I’ve been running my transcription and typing service since April 2005.
But let me go back to the start. I have always wanted to be an entrepreneur, really. I’ve always been able to think for myself and been quite independent. I have worked for bosses, but I’m not a good employee – I’m far better as an independent thinker.
As far back as 2000, I’d had the idea of being a virtual assistant or mobile secretary. My dream involved having a custom built trailer going around our cities dropping off typed, bound and printed documents. Back in those days we didn’t have the technology needed to really make a business of this nature fly, and my dream didn’t fly either. But in 2005, the Internet and technology had caught up with my visions of working from home and I launched Typewrite Transcription and Typing Services CC.

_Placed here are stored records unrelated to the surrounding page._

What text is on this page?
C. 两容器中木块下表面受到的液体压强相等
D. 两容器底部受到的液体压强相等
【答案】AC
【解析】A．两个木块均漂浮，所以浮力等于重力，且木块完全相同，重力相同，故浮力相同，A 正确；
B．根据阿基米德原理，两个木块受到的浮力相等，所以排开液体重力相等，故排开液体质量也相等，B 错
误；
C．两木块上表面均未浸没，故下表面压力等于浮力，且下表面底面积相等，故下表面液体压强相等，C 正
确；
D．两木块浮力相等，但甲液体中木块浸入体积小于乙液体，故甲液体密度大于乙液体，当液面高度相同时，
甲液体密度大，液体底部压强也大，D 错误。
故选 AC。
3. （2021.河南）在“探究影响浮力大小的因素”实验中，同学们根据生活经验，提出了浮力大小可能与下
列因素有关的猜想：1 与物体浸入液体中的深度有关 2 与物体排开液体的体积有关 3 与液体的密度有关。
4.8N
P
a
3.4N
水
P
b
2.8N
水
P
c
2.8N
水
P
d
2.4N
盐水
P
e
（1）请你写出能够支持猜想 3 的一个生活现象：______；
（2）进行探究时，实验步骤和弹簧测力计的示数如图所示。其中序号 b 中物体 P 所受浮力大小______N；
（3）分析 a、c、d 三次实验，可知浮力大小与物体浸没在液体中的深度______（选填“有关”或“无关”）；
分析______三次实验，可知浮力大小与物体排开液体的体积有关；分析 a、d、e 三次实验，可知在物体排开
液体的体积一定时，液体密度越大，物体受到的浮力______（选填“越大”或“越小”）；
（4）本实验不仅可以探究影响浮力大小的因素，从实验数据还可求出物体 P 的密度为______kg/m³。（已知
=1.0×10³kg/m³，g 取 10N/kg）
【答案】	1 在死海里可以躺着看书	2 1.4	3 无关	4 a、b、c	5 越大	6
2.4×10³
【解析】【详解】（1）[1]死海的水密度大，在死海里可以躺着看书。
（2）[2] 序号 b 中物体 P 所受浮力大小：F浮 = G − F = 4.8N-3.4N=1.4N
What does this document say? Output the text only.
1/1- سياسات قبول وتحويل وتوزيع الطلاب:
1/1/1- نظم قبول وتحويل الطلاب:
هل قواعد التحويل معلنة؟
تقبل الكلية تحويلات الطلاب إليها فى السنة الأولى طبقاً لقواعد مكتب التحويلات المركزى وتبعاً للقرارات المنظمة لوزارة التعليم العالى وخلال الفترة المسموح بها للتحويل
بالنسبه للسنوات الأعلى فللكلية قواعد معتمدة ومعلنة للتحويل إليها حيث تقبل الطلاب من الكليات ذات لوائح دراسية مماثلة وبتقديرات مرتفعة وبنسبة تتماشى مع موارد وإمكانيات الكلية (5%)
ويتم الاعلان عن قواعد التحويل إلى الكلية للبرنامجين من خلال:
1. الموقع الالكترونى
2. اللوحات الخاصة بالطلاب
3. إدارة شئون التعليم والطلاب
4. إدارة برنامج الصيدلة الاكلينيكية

I haven’t looked back. There have been knocks and successes along the way, and I’ve also written an e-book about working as a transcriptionist which includes my tried and trusted methods. I think the biggest thing is to let your plans and dreams evolve. If you see one area is working for you then go with that side of things.
What did you do before launching your own business?

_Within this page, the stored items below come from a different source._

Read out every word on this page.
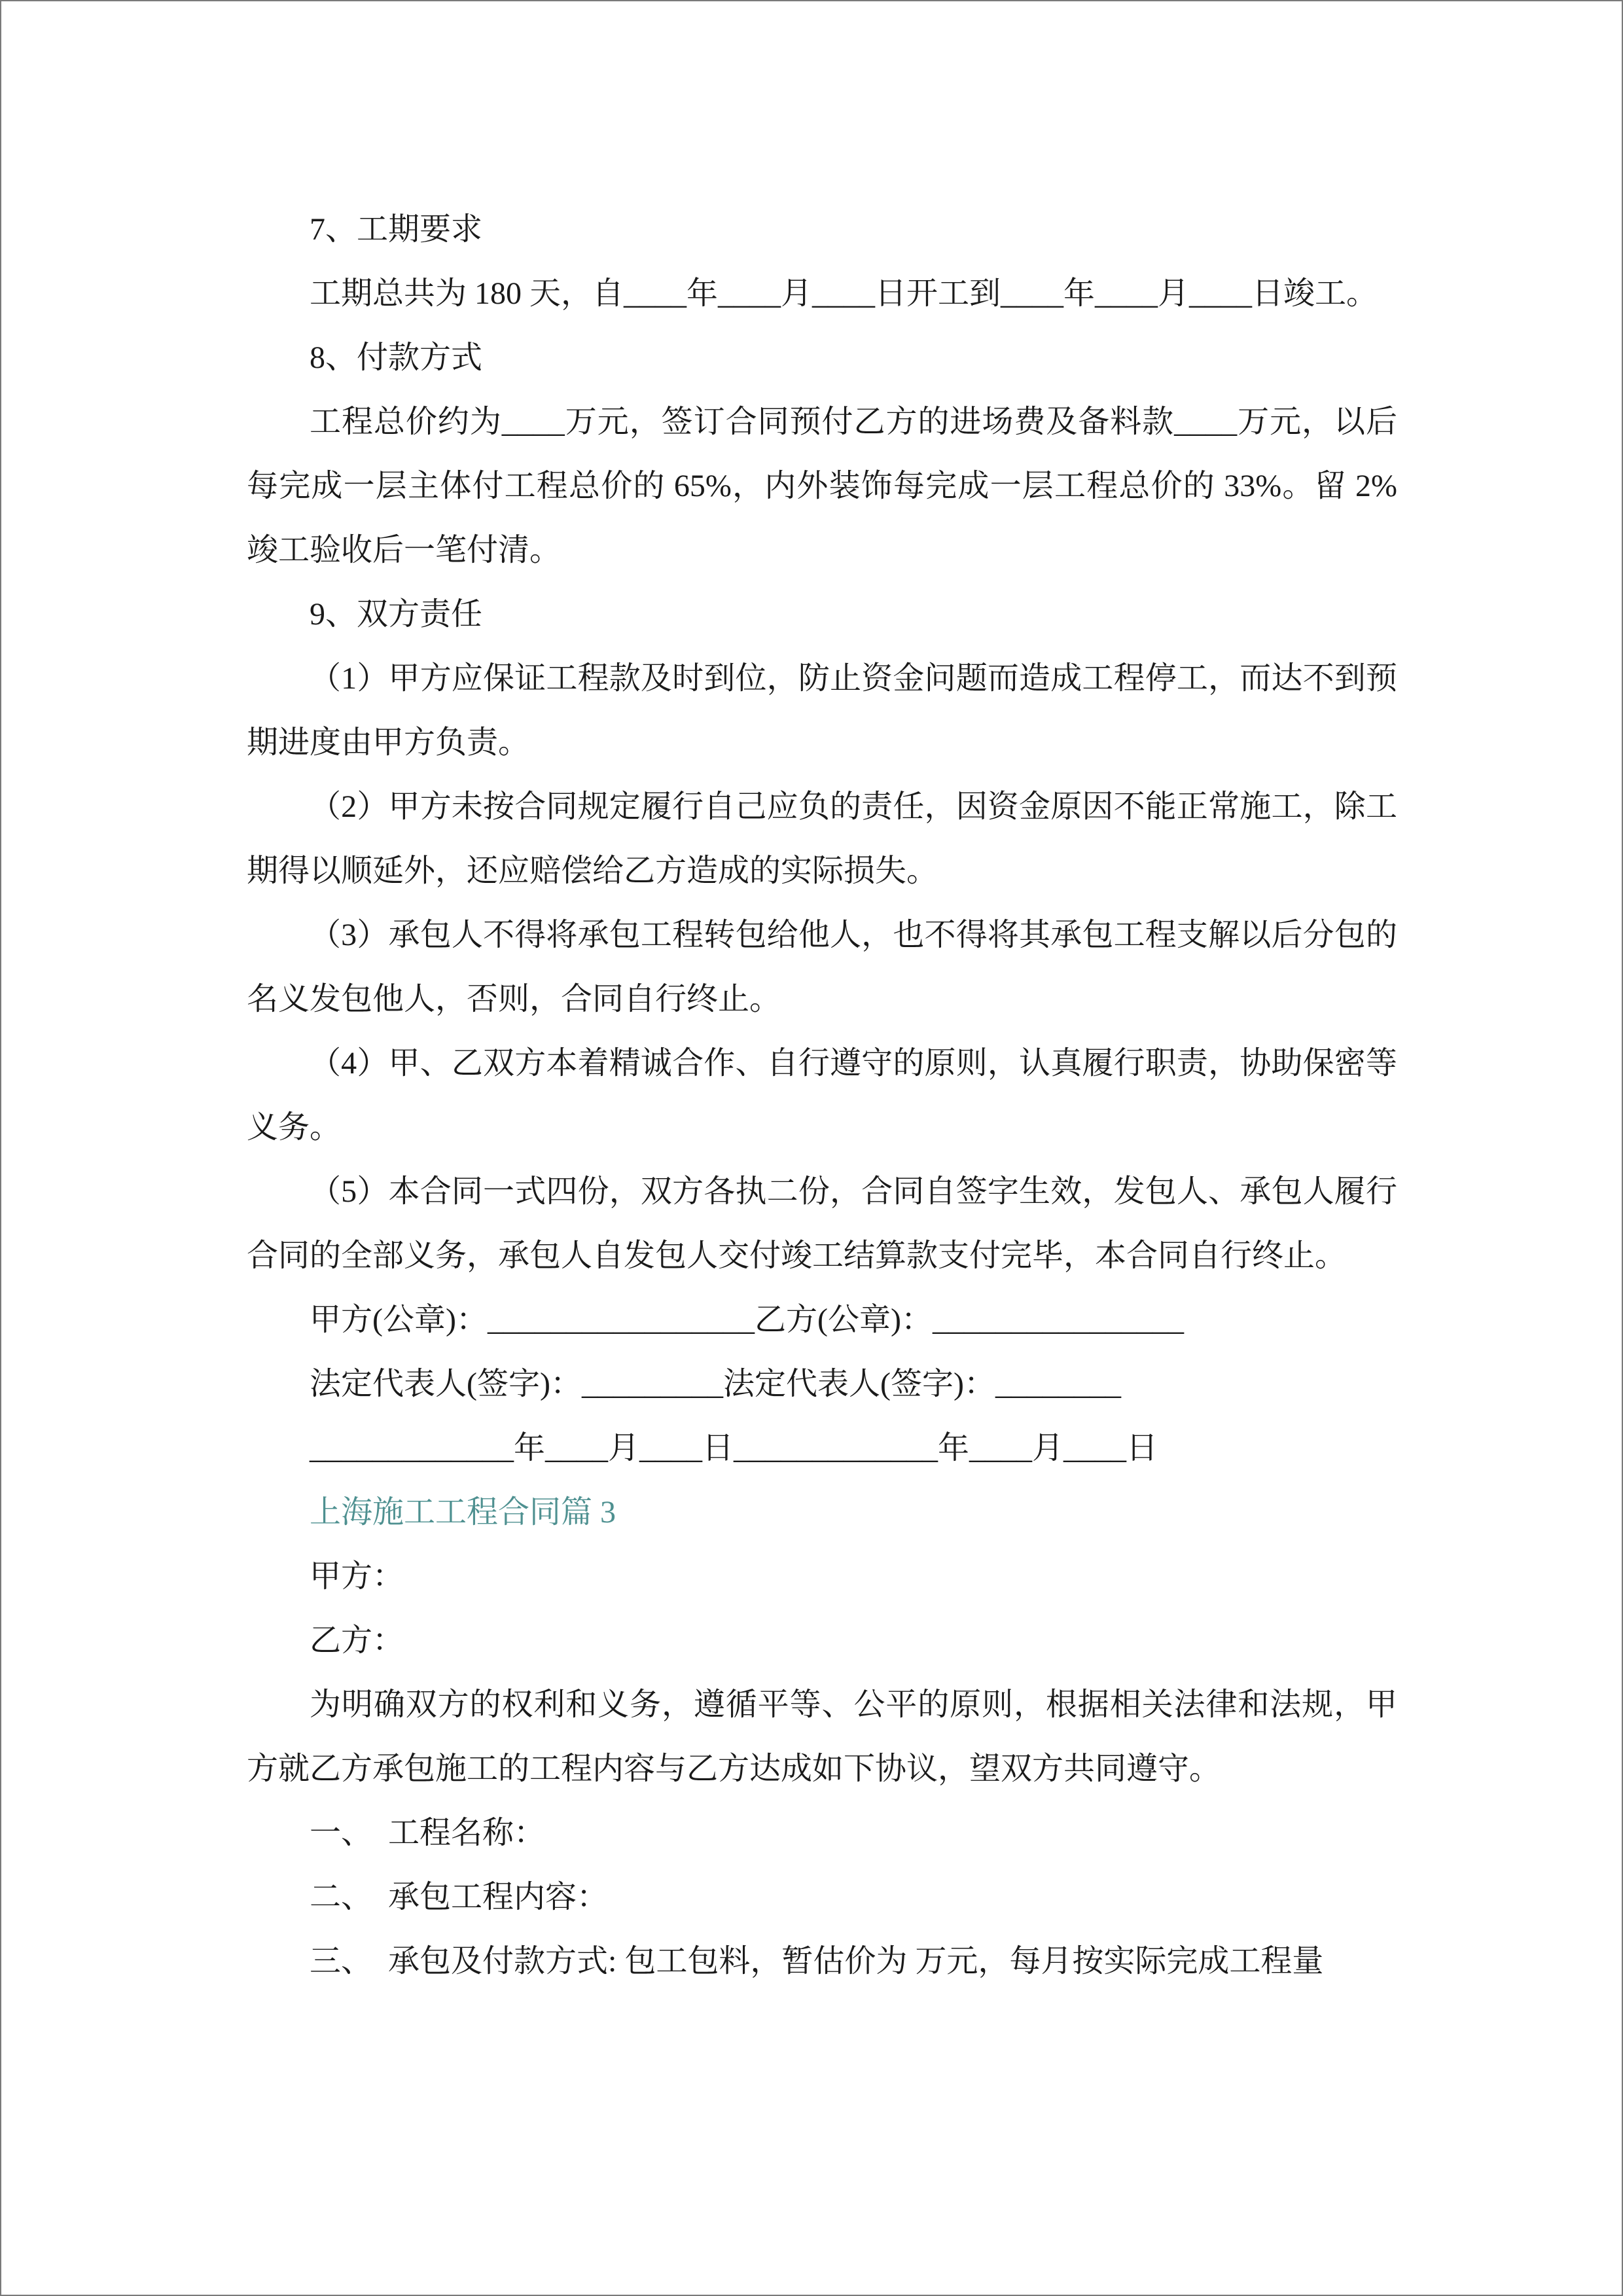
7、工期要求

工期总共为 180 天，自____年____月____日开工到____年____月____日竣工。

8、付款方式

工程总价约为____万元，签订合同预付乙方的进场费及备料款____万元，以后每完成一层主体付工程总价的 65%，内外装饰每完成一层工程总价的 33%。留 2%竣工验收后一笔付清。

9、双方责任

（1）甲方应保证工程款及时到位，防止资金问题而造成工程停工，而达不到预期进度由甲方负责。

（2）甲方未按合同规定履行自己应负的责任，因资金原因不能正常施工，除工期得以顺延外，还应赔偿给乙方造成的实际损失。

（3）承包人不得将承包工程转包给他人，也不得将其承包工程支解以后分包的名义发包他人，否则，合同自行终止。

（4）甲、乙双方本着精诚合作、自行遵守的原则，认真履行职责，协助保密等义务。

（5）本合同一式四份，双方各执二份，合同自签字生效，发包人、承包人履行合同的全部义务，承包人自发包人交付竣工结算款支付完毕，本合同自行终止。

甲方(公章)：_________________乙方(公章)：________________

法定代表人(签字)：_________法定代表人(签字)：________

_____________年____月____日_____________年____月____日

上海施工工程合同篇 3

甲方：

乙方：

为明确双方的权利和义务，遵循平等、公平的原则，根据相关法律和法规，甲方就乙方承包施工的工程内容与乙方达成如下协议，望双方共同遵守。

一、　工程名称：

二、　承包工程内容：

三、　承包及付款方式: 包工包料，暂估价为 万元，每月按实际完成工程量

I qualified as a secretary in 1994, worked in reception and as a sales secretary and also as a resume writer and other functions in a recruitment company.
How did you fund your business?
The overheads of my kind of business are pretty low. I needed a working computer, an ADSL line and associated office equipment. I had most of them already. So between my own current salary, my husband, and my dad, I was able to get up and going with minimum fuss and minimum expenditure.
How many hours do you work a week and how much is spent is your home office?
I would say about 12 – 13 hours a day.
How would you rate your success?
It depends how you look at it. I am busy every day. And I think in terms of businesses in this day and age, that is a good rate of success. It’s the kind of business that you can choose to grow if you want to. I have at this point chosen not to be a multi VA company, although I do hire subcontractors occasionally. I am happy and contented and the business is growing.
What has been your biggest business struggle as an entrepreneur?
Challenges change as time goes on. Infrastructural things can be difficult – if the internet or the electricity is giving you problems then it’s hard. But the thing to learn is to have backups. Have two ISPs. Even have a back up computer. Back things up. And employ people who are dependable.
What advice would you give to a new entrepreneur?
If you believe in your idea, just keep going. Nothing happens overnight. And make marketing a part of your daily schedule. It doesn’t matter if you’ve got enough work now to last you a week. The marketing you do today will probably only pay off in about three months. So even if it’s only 10 minutes a day putting your website out on the Internet – make it a daily thing.
How do you manage all of your personal and business activities?
With difficulty, it is really hard to find the balance. But like everything, you’ve got to be disciplined. You’ve got to try not to let work encroach on personal life and personal life encroach on work. Not always possible.